On Sun, Feb 19, 2012 at 4:44 AM, Mike Godwin
<mnemonic(a)gmail.com> wrote:
I think the article in The Chronicle of Higher
Education is a
must-read. Here you have a researcher who actually took pains to learn
what the rules to editing Wikipedia are (including No Original
Research), and who, instead of trying to end-run WP:NOR, waited years
until the article was actually published before trying to modify the
Haymarket article. To me, this is a particularly fascinating case
because the author's article, unlike the great majority of sources for
Wikipedia articles, was peer-reviewed -- this means it underwent
academic scrutiny that the newspapers, magazines, and other popular
sources we rely on never undergo.
I think the problem really is grounded in the UNDUE WEIGHT policy
itself, as written, and not in mere misuse of the policy.

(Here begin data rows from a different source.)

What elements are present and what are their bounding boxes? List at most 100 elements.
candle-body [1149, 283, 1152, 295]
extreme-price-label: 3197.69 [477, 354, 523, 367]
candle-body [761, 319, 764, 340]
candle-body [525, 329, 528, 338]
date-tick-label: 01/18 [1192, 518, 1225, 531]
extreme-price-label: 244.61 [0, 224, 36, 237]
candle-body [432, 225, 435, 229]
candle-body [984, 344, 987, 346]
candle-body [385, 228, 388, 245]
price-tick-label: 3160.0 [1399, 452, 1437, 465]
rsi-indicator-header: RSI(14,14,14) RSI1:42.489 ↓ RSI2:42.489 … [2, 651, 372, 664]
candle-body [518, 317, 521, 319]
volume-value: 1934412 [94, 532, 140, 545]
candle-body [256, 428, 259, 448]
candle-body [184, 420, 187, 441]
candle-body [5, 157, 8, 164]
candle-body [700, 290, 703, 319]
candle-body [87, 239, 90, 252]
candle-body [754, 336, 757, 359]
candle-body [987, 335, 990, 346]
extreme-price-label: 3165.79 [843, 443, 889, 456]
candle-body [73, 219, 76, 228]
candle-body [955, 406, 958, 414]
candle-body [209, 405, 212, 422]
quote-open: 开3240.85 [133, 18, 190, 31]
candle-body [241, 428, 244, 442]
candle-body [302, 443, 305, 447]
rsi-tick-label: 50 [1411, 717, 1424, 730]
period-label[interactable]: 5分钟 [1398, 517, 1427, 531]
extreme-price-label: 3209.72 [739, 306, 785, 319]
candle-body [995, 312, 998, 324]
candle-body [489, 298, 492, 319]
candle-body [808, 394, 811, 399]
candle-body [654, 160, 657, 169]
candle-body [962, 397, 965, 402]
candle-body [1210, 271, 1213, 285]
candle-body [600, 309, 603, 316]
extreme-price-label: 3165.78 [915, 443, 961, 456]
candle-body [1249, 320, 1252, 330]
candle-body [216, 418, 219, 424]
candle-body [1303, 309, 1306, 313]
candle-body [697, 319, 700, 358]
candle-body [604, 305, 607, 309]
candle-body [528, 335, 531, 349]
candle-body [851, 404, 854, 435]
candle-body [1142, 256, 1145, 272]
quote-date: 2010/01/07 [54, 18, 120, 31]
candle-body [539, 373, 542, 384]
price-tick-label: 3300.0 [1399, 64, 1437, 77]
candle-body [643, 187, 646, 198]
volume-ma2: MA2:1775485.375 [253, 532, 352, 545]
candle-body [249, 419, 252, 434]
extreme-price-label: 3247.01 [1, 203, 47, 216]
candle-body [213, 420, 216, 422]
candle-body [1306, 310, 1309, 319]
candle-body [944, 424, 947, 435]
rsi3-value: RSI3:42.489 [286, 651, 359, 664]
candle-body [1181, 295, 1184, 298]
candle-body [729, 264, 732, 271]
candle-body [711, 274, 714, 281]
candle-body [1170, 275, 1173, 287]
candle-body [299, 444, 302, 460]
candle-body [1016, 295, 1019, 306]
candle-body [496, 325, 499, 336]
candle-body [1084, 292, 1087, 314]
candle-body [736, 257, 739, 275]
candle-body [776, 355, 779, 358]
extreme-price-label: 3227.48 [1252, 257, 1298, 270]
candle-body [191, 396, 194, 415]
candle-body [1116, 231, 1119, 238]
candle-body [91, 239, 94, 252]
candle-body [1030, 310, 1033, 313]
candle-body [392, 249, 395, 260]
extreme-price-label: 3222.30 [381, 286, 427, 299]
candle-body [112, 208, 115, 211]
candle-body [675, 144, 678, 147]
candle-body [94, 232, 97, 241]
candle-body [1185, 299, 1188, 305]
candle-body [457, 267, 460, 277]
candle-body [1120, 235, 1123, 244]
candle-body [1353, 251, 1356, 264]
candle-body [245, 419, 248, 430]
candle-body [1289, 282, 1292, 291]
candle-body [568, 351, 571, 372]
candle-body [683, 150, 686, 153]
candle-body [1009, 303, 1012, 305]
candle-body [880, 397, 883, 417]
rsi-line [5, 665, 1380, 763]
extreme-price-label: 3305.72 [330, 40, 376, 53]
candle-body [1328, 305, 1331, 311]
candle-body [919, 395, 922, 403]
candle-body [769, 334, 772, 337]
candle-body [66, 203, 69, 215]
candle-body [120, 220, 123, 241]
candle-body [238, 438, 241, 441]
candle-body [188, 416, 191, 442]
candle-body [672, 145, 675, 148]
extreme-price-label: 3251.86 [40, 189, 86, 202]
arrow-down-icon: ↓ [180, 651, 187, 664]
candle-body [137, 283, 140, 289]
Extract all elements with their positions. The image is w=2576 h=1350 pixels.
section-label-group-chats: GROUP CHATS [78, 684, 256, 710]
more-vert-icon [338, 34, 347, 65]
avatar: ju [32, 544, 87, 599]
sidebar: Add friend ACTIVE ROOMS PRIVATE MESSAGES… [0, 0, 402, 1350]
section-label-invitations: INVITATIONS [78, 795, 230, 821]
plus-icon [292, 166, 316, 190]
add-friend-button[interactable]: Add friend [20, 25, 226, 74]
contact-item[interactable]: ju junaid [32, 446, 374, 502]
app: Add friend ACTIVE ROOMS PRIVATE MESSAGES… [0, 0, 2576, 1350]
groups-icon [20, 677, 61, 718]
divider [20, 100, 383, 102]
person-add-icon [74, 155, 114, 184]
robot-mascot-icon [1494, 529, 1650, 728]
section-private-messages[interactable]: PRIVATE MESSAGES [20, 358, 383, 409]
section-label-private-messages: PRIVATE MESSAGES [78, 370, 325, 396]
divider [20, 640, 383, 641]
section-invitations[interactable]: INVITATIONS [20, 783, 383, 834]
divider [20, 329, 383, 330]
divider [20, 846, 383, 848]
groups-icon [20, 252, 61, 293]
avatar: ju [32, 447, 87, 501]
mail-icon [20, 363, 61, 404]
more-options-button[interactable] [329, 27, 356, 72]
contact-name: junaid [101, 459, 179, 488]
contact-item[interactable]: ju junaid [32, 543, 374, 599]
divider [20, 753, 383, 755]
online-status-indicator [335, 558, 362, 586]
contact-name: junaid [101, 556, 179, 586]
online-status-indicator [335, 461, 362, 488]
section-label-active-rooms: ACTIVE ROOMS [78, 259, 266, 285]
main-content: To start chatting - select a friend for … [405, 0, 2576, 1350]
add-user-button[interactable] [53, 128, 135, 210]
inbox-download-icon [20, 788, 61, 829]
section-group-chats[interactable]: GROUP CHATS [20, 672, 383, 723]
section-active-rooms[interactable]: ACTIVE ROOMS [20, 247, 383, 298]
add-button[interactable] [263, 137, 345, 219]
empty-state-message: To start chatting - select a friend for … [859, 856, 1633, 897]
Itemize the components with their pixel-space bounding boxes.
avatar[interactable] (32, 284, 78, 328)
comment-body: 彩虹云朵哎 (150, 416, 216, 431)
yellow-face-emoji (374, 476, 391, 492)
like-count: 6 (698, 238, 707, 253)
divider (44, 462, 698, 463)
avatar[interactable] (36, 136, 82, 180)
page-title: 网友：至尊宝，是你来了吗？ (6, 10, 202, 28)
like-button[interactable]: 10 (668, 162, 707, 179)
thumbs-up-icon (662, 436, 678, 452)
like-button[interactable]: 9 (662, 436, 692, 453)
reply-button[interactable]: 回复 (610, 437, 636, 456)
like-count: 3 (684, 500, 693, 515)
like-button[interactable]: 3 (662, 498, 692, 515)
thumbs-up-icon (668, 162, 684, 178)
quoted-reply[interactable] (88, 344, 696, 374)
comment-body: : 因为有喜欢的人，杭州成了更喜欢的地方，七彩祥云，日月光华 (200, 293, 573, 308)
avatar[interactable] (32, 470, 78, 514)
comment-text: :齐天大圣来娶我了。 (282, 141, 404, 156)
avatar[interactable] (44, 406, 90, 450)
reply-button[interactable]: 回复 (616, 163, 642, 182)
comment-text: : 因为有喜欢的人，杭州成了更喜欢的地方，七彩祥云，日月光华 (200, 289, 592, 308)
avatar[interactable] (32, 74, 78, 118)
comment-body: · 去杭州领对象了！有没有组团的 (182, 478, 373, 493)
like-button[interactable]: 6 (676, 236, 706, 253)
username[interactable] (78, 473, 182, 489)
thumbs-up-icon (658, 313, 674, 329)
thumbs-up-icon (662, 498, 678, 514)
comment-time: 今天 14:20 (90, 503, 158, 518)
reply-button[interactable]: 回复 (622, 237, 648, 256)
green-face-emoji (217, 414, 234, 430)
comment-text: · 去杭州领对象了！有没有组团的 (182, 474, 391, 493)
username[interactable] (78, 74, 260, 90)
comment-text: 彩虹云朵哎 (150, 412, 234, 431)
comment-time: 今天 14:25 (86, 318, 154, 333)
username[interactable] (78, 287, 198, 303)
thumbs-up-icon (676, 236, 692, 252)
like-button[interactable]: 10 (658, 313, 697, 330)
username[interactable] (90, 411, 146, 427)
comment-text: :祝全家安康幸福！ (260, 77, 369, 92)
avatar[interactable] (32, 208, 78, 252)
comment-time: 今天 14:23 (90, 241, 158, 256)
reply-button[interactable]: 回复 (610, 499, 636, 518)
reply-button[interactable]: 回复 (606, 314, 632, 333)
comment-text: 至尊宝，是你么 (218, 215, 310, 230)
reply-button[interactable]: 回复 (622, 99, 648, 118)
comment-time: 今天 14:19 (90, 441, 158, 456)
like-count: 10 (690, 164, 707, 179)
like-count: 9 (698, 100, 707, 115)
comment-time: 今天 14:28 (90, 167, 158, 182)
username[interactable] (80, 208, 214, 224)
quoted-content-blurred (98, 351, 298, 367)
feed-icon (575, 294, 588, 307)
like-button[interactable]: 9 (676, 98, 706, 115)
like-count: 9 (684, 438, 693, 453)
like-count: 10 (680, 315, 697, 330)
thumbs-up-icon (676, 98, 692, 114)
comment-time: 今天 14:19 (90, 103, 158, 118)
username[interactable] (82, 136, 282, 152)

Perhaps the policies can be improved, but they are written to stop bad
editing rather than to encourage good editing. I don't think that can be
changed. It's impossible to legislate good judgement, and it's judgement
that was called for with the Haymarket article.
Mike
It it is misapplied when rigorous new research is excluded. What is
needed is capacity make judgements based on familiarity with the
literature in the field. You can have that, as a academic in the field
might, or you can learn about it by reading literature in the field and
finding how how new research was received, reviewed and commented on.